You can call all of this the rise of ‘hipsturbia’, but it’s not about being trendy.
In New Westminster this is partly thanks to progressive leadership by people like councillor Patrick Johnstone and mayor Jonathan X. Coté , who, like many of their counterparts in other boroughs, are doing what they can with smart planning to bring about a revival. Requiring developers to build three-bedroom condos is part of it, as is the kind of attention New West has paid to remaking the industrial riverfront, which now has green parks that offer playgrounds and yoga classes, and a sandlot for beach volleyball. It also includes putting in greenways and bike lanes to help mitigate the suburban legacy of car-dependency—the old-school approach to planning that has given all those Realtor.ca listings such low walkability scores.

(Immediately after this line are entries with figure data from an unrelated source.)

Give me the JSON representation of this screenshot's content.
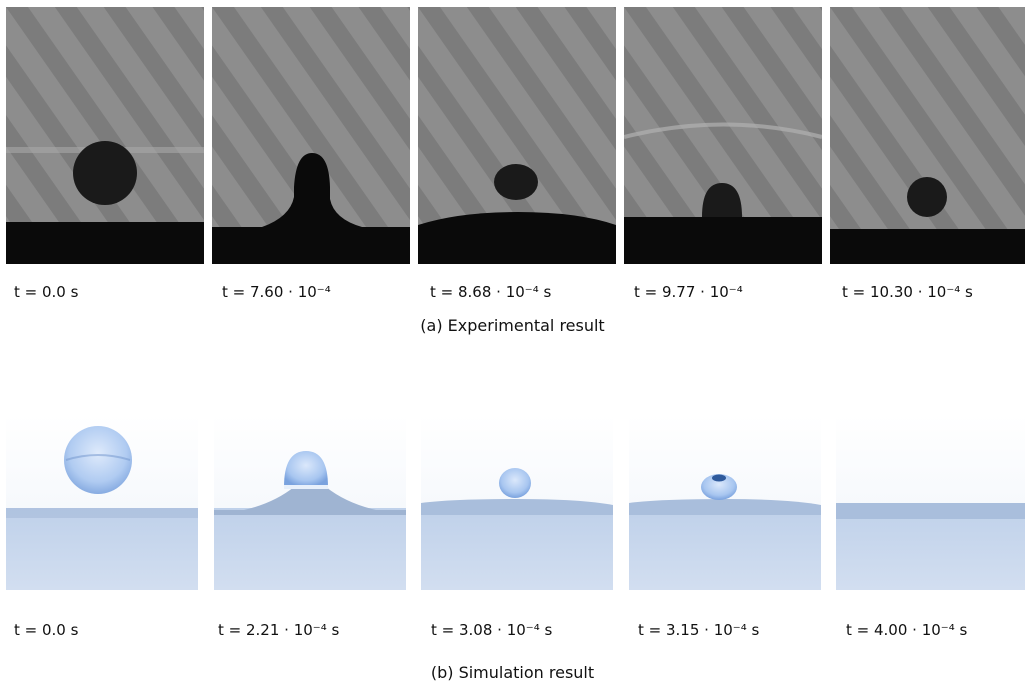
{
  "experimental": {
    "caption": "(a) Experimental result",
    "times": [
      "t = 0.0 s",
      "t = 7.60 · 10⁻⁴",
      "t = 8.68 · 10⁻⁴ s",
      "t = 9.77 · 10⁻⁴",
      "t = 10.30 · 10⁻⁴ s"
    ]
  },
  "simulation": {
    "caption": "(b) Simulation result",
    "times": [
      "t = 0.0 s",
      "t = 2.21 · 10⁻⁴ s",
      "t = 3.08 · 10⁻⁴ s",
      "t = 3.15 · 10⁻⁴ s",
      "t = 4.00 · 10⁻⁴ s"
    ]
  }
}
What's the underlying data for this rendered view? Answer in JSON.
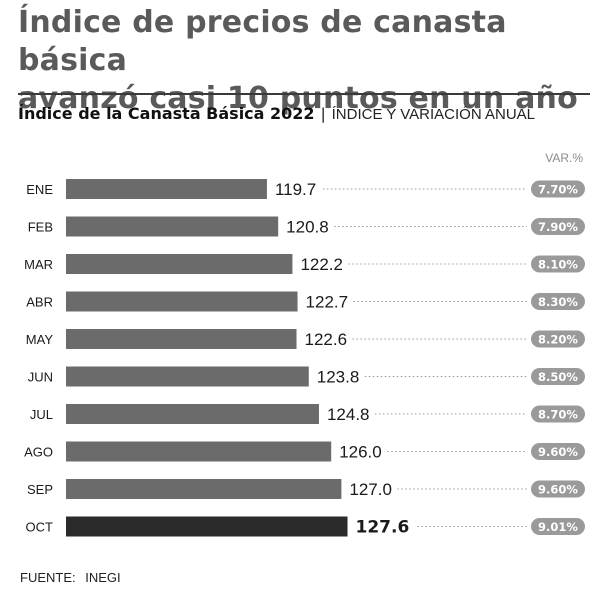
{
  "headline": {
    "line1": "Índice de precios de canasta básica",
    "line2": "avanzó casi 10 puntos en un año"
  },
  "subtitle": {
    "title": "Índice de la Canasta Básica 2022",
    "separator": "|",
    "descriptor": "ÍNDICE Y VARIACIÓN ANUAL"
  },
  "chart_data": {
    "type": "bar",
    "orientation": "horizontal",
    "title": "Índice de la Canasta Básica 2022",
    "categories": [
      "ENE",
      "FEB",
      "MAR",
      "ABR",
      "MAY",
      "JUN",
      "JUL",
      "AGO",
      "SEP",
      "OCT"
    ],
    "values": [
      119.7,
      120.8,
      122.2,
      122.7,
      122.6,
      123.8,
      124.8,
      126.0,
      127.0,
      127.6
    ],
    "value_labels": [
      "119.7",
      "120.8",
      "122.2",
      "122.7",
      "122.6",
      "123.8",
      "124.8",
      "126.0",
      "127.0",
      "127.6"
    ],
    "variation_header": "VAR.%",
    "variation": [
      "7.70%",
      "7.90%",
      "8.10%",
      "8.30%",
      "8.20%",
      "8.50%",
      "8.70%",
      "9.60%",
      "9.60%",
      "9.01%"
    ],
    "highlight_category": "OCT",
    "xlim": [
      100,
      130
    ],
    "colors": {
      "bar": "#6b6b6b",
      "highlight_bar": "#2b2b2b",
      "badge": "#9a9a9a",
      "badge_text": "#ffffff",
      "dots": "#9a9a9a"
    }
  },
  "source": {
    "label": "FUENTE:",
    "value": "INEGI"
  }
}
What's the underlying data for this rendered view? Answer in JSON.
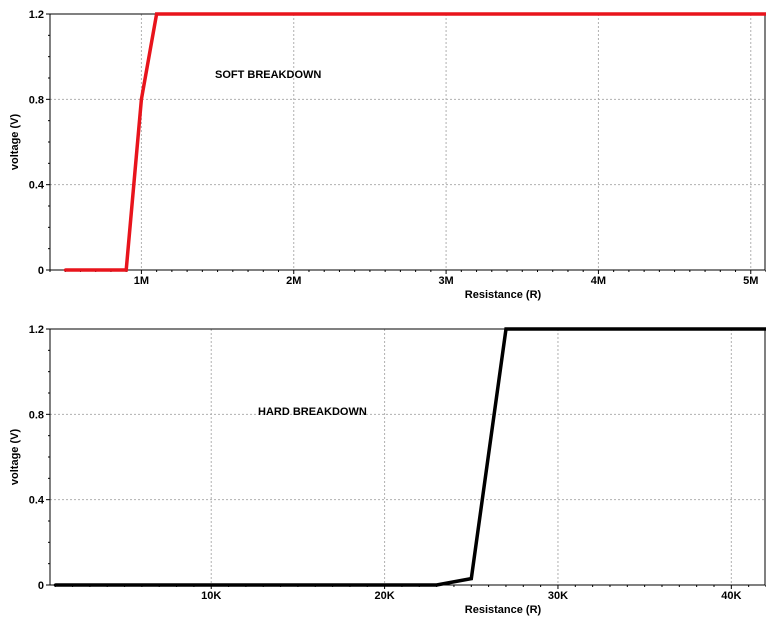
{
  "chart_data": [
    {
      "type": "line",
      "title": "",
      "xlabel": "Resistance (R)",
      "ylabel": "voltage (V)",
      "annotation": "SOFT BREAKDOWN",
      "xlim": [
        400000,
        5100000
      ],
      "ylim": [
        0,
        1.2
      ],
      "x_ticks": [
        1000000,
        2000000,
        3000000,
        4000000,
        5000000
      ],
      "x_tick_labels": [
        "1M",
        "2M",
        "3M",
        "4M",
        "5M"
      ],
      "y_ticks": [
        0,
        0.4,
        0.8,
        1.2
      ],
      "y_tick_labels": [
        "0",
        "0.4",
        "0.8",
        "1.2"
      ],
      "grid": true,
      "series": [
        {
          "color": "#e8141c",
          "x": [
            500000,
            900000,
            1000000,
            1100000,
            5100000
          ],
          "y": [
            0,
            0,
            0.8,
            1.2,
            1.2
          ]
        }
      ]
    },
    {
      "type": "line",
      "title": "",
      "xlabel": "Resistance (R)",
      "ylabel": "voltage (V)",
      "annotation": "HARD BREAKDOWN",
      "xlim": [
        700,
        42000
      ],
      "ylim": [
        0,
        1.2
      ],
      "x_ticks": [
        10000,
        20000,
        30000,
        40000
      ],
      "x_tick_labels": [
        "10K",
        "20K",
        "30K",
        "40K"
      ],
      "y_ticks": [
        0,
        0.4,
        0.8,
        1.2
      ],
      "y_tick_labels": [
        "0",
        "0.4",
        "0.8",
        "1.2"
      ],
      "grid": true,
      "series": [
        {
          "color": "#000000",
          "x": [
            1000,
            23000,
            25000,
            27000,
            30000,
            42000
          ],
          "y": [
            0,
            0,
            0.03,
            1.2,
            1.2,
            1.2
          ]
        }
      ]
    }
  ]
}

This brings me back to the type of suburb New Westminster is: in David Gordon’s terminology, it’s a “transit suburb,” rather than a car-dependent “auto suburb” like Langley. Via TransLink I can get from our Victoria Hill condo to Gastown in 40 minutes. Most of the trip is a pleasant, seated ride on SkyTrain that allows me to work en route. For getting around close to home, we can walk to those cool shops and restaurants in about 15 minutes, which is not horrible, and I can shave a good 10 minutes off this time by either riding my bike or an adult-sized, foldable scooter (the latter, as I careen down the sidewalks with my shoulder-slung courier bag, looking both hipsterish and ridiculous).
And that’s the trade-off between transit ’burbs and auto ‘burbs. Here we don’t have to drive two hours in traffic each day to get back to our 3,000-square-foot house. But we don’t get the house.
Should you seek an actual detached house and venture into the ever-widening grids of Langley where those are (somewhat) more affordable, you would be right to fear the dominance of cookie-cutter tract housing. Langley more and more resembles the kind of poorly conceived sprawl that defines Calgary. But that surface reality of sameness belies benefits too. My friend Dave and his family moved last year to an honest-to-god cul-de-sac in far-flung Langley, and damn if it isn’t actually pretty cool. On Friday evenings and weekends the neighbourhood kids gather in the traffic-free circle, skateboarding or playing basketball right outside the door, and the adults drift out of their front doors for impromptu glasses of wine (and beer) on front lawns. Sure, it’s all classically suburban but it’s also got something like real community—not any easier to find on Main Street—which should be the gold standard for defining valuable real estate. And these days the suburban beer will probably be S&O, and the steaks organic and grass-fed.
You can call all of this—as the New York Times did in 2013—the rise of “hipsturbia,”4 but it’s not about being trendy. It’s about injecting some creativity into the local scene. What the suburbs need is what they’re getting: entrepreneurial and creative people moving in and bringing thoughtful shops, art and festivals with them. They’re pushing for greater transit, walkability, tasty food and progressive leadership. Keep on coming, folks.